Remembering times of grief, Pearl Harbor and beyond

Letter to the Editor,

On Dec. 7, 1941, Japan attacked our naval fleet at Pearl Harbor, Hawaii, sinking ships and destroying many lives. In a radio message the following day, President Franklin D. Roosevelt broke the news to the nation. “Yesterday, Dec. 7, 1941 — a date which will live in infamy — the United States of America was suddenly and deliberately attacked by naval and air forces of the Empire of Japan.” The nation was put to grief.

But an earlier war, grinding on from 1914 to 1918, brought death and grief to many. A Canadian physician wrote these moving lines: “In Flanders fields, the poppies blow. Between the crosses, row on row. That mark the graves where once we stood. But now we lie in Flanders fields.”

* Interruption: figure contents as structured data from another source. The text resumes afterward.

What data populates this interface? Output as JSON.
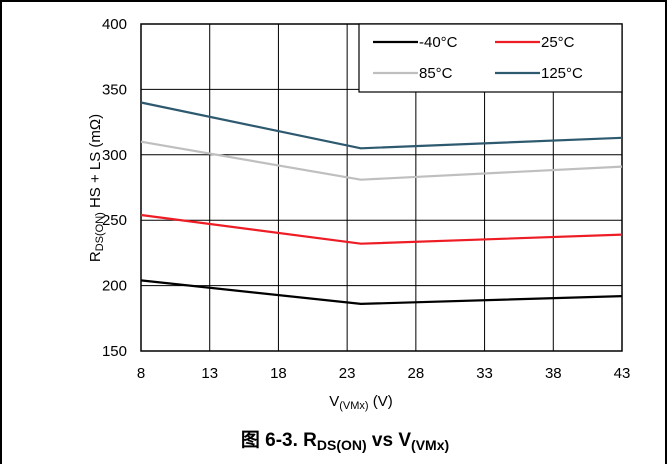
{
  "chart_data": {
    "type": "line",
    "title": "图 6-3. RDS(ON) vs V(VMx)",
    "caption": {
      "prefix": "图 6-3. R",
      "sub1": "DS(ON)",
      "mid": " vs V",
      "sub2": "(VMx)"
    },
    "xlabel": {
      "main": "V",
      "sub": "(VMx)",
      "unit": " (V)"
    },
    "ylabel": {
      "main": "R",
      "sub": "DS(ON)",
      "rest": " HS + LS (mΩ)"
    },
    "xlim": [
      8,
      43
    ],
    "ylim": [
      150,
      400
    ],
    "xticks": [
      8,
      13,
      18,
      23,
      28,
      33,
      38,
      43
    ],
    "yticks": [
      150,
      200,
      250,
      300,
      350,
      400
    ],
    "grid": true,
    "legend_placement": "top-right",
    "series": [
      {
        "name": "-40°C",
        "color": "#000000",
        "x": [
          8,
          24,
          43
        ],
        "y": [
          204,
          186,
          192
        ]
      },
      {
        "name": "25°C",
        "color": "#ee1c25",
        "x": [
          8,
          24,
          43
        ],
        "y": [
          254,
          232,
          239
        ]
      },
      {
        "name": "85°C",
        "color": "#bfbfbf",
        "x": [
          8,
          24,
          43
        ],
        "y": [
          310,
          281,
          291
        ]
      },
      {
        "name": "125°C",
        "color": "#2e5a70",
        "x": [
          8,
          24,
          43
        ],
        "y": [
          340,
          305,
          313
        ]
      }
    ]
  }
}
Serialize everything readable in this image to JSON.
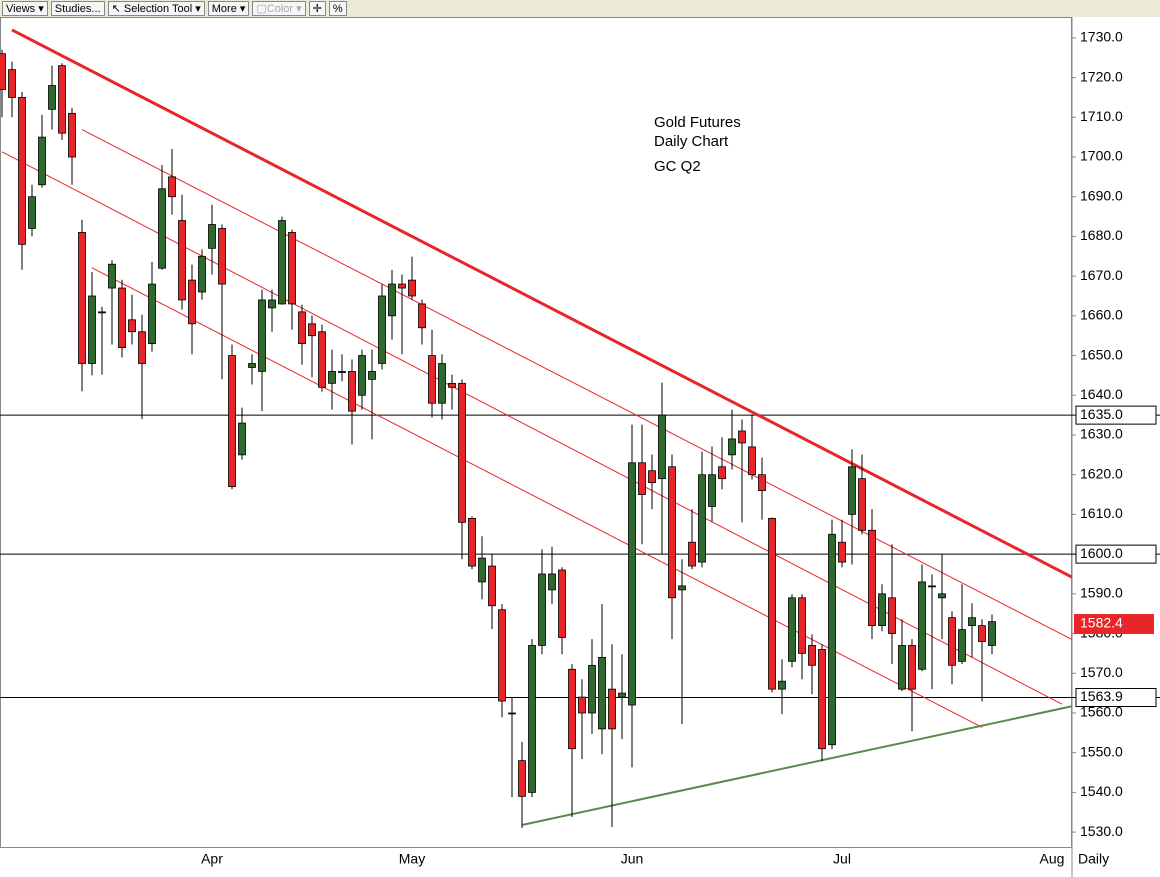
{
  "toolbar": {
    "buttons": [
      "Views",
      "Studies...",
      "Selection Tool",
      "More",
      "Color",
      "%"
    ]
  },
  "chart_data": {
    "type": "candlestick",
    "annotation": [
      "Gold Futures",
      "Daily Chart",
      "GC Q2"
    ],
    "period": "Daily",
    "categories": [
      null,
      null,
      null,
      null,
      null,
      null,
      null,
      null,
      null,
      null,
      null,
      null,
      null,
      null,
      null,
      null,
      null,
      null,
      null,
      null,
      null,
      "Apr",
      null,
      null,
      null,
      null,
      null,
      null,
      null,
      null,
      null,
      null,
      null,
      null,
      null,
      null,
      null,
      null,
      null,
      null,
      null,
      "May",
      null,
      null,
      null,
      null,
      null,
      null,
      null,
      null,
      null,
      null,
      null,
      null,
      null,
      null,
      null,
      null,
      null,
      null,
      null,
      null,
      null,
      "Jun",
      null,
      null,
      null,
      null,
      null,
      null,
      null,
      null,
      null,
      null,
      null,
      null,
      null,
      null,
      null,
      null,
      null,
      null,
      null,
      null,
      "Jul",
      null,
      null,
      null,
      null,
      null,
      null,
      null,
      null,
      null,
      null,
      null,
      null,
      null,
      null,
      null,
      null,
      null,
      null,
      null,
      null,
      "Aug",
      null
    ],
    "open": [
      1726,
      1722,
      1715,
      1682,
      1693,
      1712,
      1723,
      1711,
      1681,
      1648,
      1661,
      1667,
      1667,
      1659,
      1656,
      1653,
      1672,
      1695,
      1684,
      1669,
      1666,
      1677,
      1682,
      1650,
      1625,
      1647,
      1646,
      1662,
      1663,
      1681,
      1661,
      1658,
      1656,
      1643,
      1646,
      1646,
      1640,
      1644,
      1648,
      1660,
      1668,
      1669,
      1663,
      1650,
      1638,
      1643,
      1643,
      1609,
      1593,
      1597,
      1586,
      1560,
      1548,
      1540,
      1577,
      1591,
      1596,
      1571,
      1564,
      1560,
      1556,
      1566,
      1564,
      1562,
      1623,
      1621,
      1619,
      1622,
      1591,
      1603,
      1598,
      1612,
      1622,
      1625,
      1631,
      1627,
      1620,
      1609,
      1566,
      1573,
      1589,
      1577,
      1576,
      1552,
      1603,
      1610,
      1619,
      1606,
      1582,
      1589,
      1566,
      1577,
      1571,
      1592,
      1589,
      1584,
      1573,
      1582,
      1582,
      1577,
      null,
      null,
      null,
      null,
      null,
      null,
      null
    ],
    "high": [
      1727,
      1724,
      1716.4,
      1693,
      1710.6,
      1723,
      1723.6,
      1712.4,
      1684.2,
      1671,
      1662.3,
      1674,
      1669.1,
      1665.3,
      1660.3,
      1673.6,
      1698,
      1702,
      1690.5,
      1672.9,
      1676.7,
      1688,
      1683,
      1652.8,
      1636.9,
      1650.3,
      1666.6,
      1666.6,
      1685,
      1681.7,
      1662.8,
      1660.1,
      1657.8,
      1651.5,
      1650.3,
      1649,
      1651.5,
      1651.5,
      1667.9,
      1671.6,
      1670.4,
      1674.9,
      1664.1,
      1656.5,
      1650.3,
      1645.2,
      1644,
      1609.5,
      1604.5,
      1599.9,
      1587.4,
      1564,
      1552.7,
      1578.6,
      1601.2,
      1601.9,
      1596.7,
      1572.3,
      1568.5,
      1578.6,
      1587.4,
      1577.3,
      1574.8,
      1632.6,
      1632.6,
      1625.1,
      1643.2,
      1625.1,
      1598.7,
      1611.3,
      1625.8,
      1627.1,
      1629.4,
      1636.4,
      1633.9,
      1635.2,
      1624.3,
      1609.2,
      1573.5,
      1589.9,
      1589.9,
      1579.8,
      1577.3,
      1608.7,
      1608.7,
      1626.4,
      1625.1,
      1611.3,
      1592.4,
      1602.5,
      1583.6,
      1578.6,
      1597.4,
      1594.9,
      1599.9,
      1585.6,
      1592.4,
      1587.6,
      1583.6,
      1584.8,
      null,
      null,
      null,
      null,
      null,
      null,
      null
    ],
    "low": [
      1710,
      1710,
      1671.6,
      1680,
      1692.3,
      1706.9,
      1704.3,
      1693,
      1641,
      1645,
      1645.2,
      1652.8,
      1649.5,
      1652.8,
      1634,
      1651,
      1671.6,
      1685.5,
      1661.6,
      1650.3,
      1664.1,
      1670.4,
      1644,
      1616.3,
      1623.8,
      1642.7,
      1636,
      1656,
      1662.8,
      1656.5,
      1647.7,
      1644.5,
      1640.9,
      1636.4,
      1643.5,
      1627.6,
      1636.4,
      1628.9,
      1646.5,
      1654,
      1650.3,
      1664.1,
      1652.8,
      1634.4,
      1633.9,
      1636.4,
      1598.7,
      1596.2,
      1588.6,
      1581.1,
      1558.9,
      1538.8,
      1531,
      1538.8,
      1574.8,
      1587.4,
      1574.8,
      1533.8,
      1548.4,
      1554.7,
      1549.6,
      1531.3,
      1553.4,
      1546.3,
      1602.5,
      1611.3,
      1599.9,
      1578.6,
      1557.2,
      1596.2,
      1596.7,
      1608.2,
      1616.3,
      1621.3,
      1608,
      1618.8,
      1608.7,
      1565.2,
      1559.7,
      1571.5,
      1568.5,
      1564.7,
      1547.9,
      1550.9,
      1596.7,
      1597.4,
      1605,
      1578.6,
      1580.6,
      1572.3,
      1565.5,
      1555.4,
      1570.5,
      1566,
      1578.6,
      1567.2,
      1572.3,
      1574,
      1562.9,
      1574.8,
      null,
      null,
      null,
      null,
      null,
      null,
      null
    ],
    "close": [
      1717,
      1715,
      1678,
      1690,
      1705,
      1718,
      1706,
      1700,
      1648,
      1665,
      1661,
      1673,
      1652,
      1656,
      1648,
      1668,
      1692,
      1690,
      1664,
      1658,
      1675,
      1683,
      1668,
      1617,
      1633,
      1648,
      1664,
      1664,
      1684,
      1663,
      1653,
      1655,
      1642,
      1646,
      1646,
      1636,
      1650,
      1646,
      1665,
      1668,
      1667,
      1665,
      1657,
      1638,
      1648,
      1642,
      1608,
      1597,
      1599,
      1587,
      1563,
      1560,
      1539,
      1577,
      1595,
      1595,
      1579,
      1551,
      1560,
      1572,
      1574,
      1556,
      1565,
      1623,
      1615,
      1618,
      1635,
      1589,
      1592,
      1597,
      1620,
      1620,
      1619,
      1629,
      1628,
      1620,
      1616,
      1566,
      1568,
      1589,
      1575,
      1572,
      1551,
      1605,
      1598,
      1622,
      1606,
      1582,
      1590,
      1580,
      1577,
      1566,
      1593,
      1592,
      1590,
      1572,
      1581,
      1584,
      1578,
      1583,
      null,
      null,
      null,
      null,
      null,
      null,
      null
    ],
    "up_color": "#2e6a2e",
    "down_color": "#e8262a",
    "xlim": [
      -0.2,
      107
    ],
    "ylim": [
      1526,
      1735
    ],
    "yticks": [
      {
        "value": 1530,
        "label": "1530.0"
      },
      {
        "value": 1540,
        "label": "1540.0"
      },
      {
        "value": 1550,
        "label": "1550.0"
      },
      {
        "value": 1560,
        "label": "1560.0"
      },
      {
        "value": 1570,
        "label": "1570.0"
      },
      {
        "value": 1580,
        "label": "1580.0"
      },
      {
        "value": 1590,
        "label": "1590.0"
      },
      {
        "value": 1600,
        "label": "1600.0"
      },
      {
        "value": 1610,
        "label": "1610.0"
      },
      {
        "value": 1620,
        "label": "1620.0"
      },
      {
        "value": 1630,
        "label": "1630.0"
      },
      {
        "value": 1640,
        "label": "1640.0"
      },
      {
        "value": 1650,
        "label": "1650.0"
      },
      {
        "value": 1660,
        "label": "1660.0"
      },
      {
        "value": 1670,
        "label": "1670.0"
      },
      {
        "value": 1680,
        "label": "1680.0"
      },
      {
        "value": 1690,
        "label": "1690.0"
      },
      {
        "value": 1700,
        "label": "1700.0"
      },
      {
        "value": 1710,
        "label": "1710.0"
      },
      {
        "value": 1720,
        "label": "1720.0"
      },
      {
        "value": 1730,
        "label": "1730.0"
      }
    ],
    "hlines": [
      {
        "value": 1635,
        "label": "1635.0"
      },
      {
        "value": 1600,
        "label": "1600.0"
      },
      {
        "value": 1563.9,
        "label": "1563.9"
      }
    ],
    "last_price": {
      "value": 1582.4,
      "label": "1582.4",
      "color": "#e8262a"
    },
    "trendlines": [
      {
        "x": [
          1,
          107
        ],
        "y": [
          1732,
          1594.2
        ],
        "color": "#e8262a",
        "width": 3
      },
      {
        "x": [
          8,
          107
        ],
        "y": [
          1706.9,
          1578.5
        ],
        "color": "#e8262a",
        "width": 1
      },
      {
        "x": [
          0,
          106
        ],
        "y": [
          1701.3,
          1562.2
        ],
        "color": "#e8262a",
        "width": 1
      },
      {
        "x": [
          9,
          98
        ],
        "y": [
          1672.1,
          1556.4
        ],
        "color": "#e8262a",
        "width": 1
      },
      {
        "x": [
          52,
          107
        ],
        "y": [
          1531.8,
          1561.7
        ],
        "color": "#5a8a4a",
        "width": 2
      }
    ]
  }
}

And earlier still, the grief-worn, the death-worn years of the Civil War brought these immortal lines that echo the grief that came with the death of Abraham Lincoln, by poet Edwin Markham: “He went down as when a lordly cedar, green with boughs, goes down with a great shout upon the hills and leaves a lonesome place against the sky. His shout is still upon the hills, and his place still an empty one against the sky.”

And harking back still further, from the psalms of David: “Mine eye is consumed because of grief … For my life Is spent with grief.”

And of Christ himself, our great redeemer, as told by Isaiah the prophet, “a man of sorrows, and acquainted with grief.”

And for us who have lost our loved ones, they left us in Markham’s words “with a great shout upon the hills” and left “a lonesome place” in our memories at our Thanksgiving tables.

And we are mindful, too, of the likeness of grief that befalls the many who have lost loved ones on the battlefields and the footpaths of the earth trodden by the many displaced persons.

Surely, we do well to pause in grief with our hearts at half-mast, too, as we remember the grief, the loss that came to many with the accident on Interstate Highway 70 involving a Pioneer Trails bus. And surely, these are times that try our hearts, for as the song favorite from times past goes, “The dark skies are weeping with dew drops as rain.”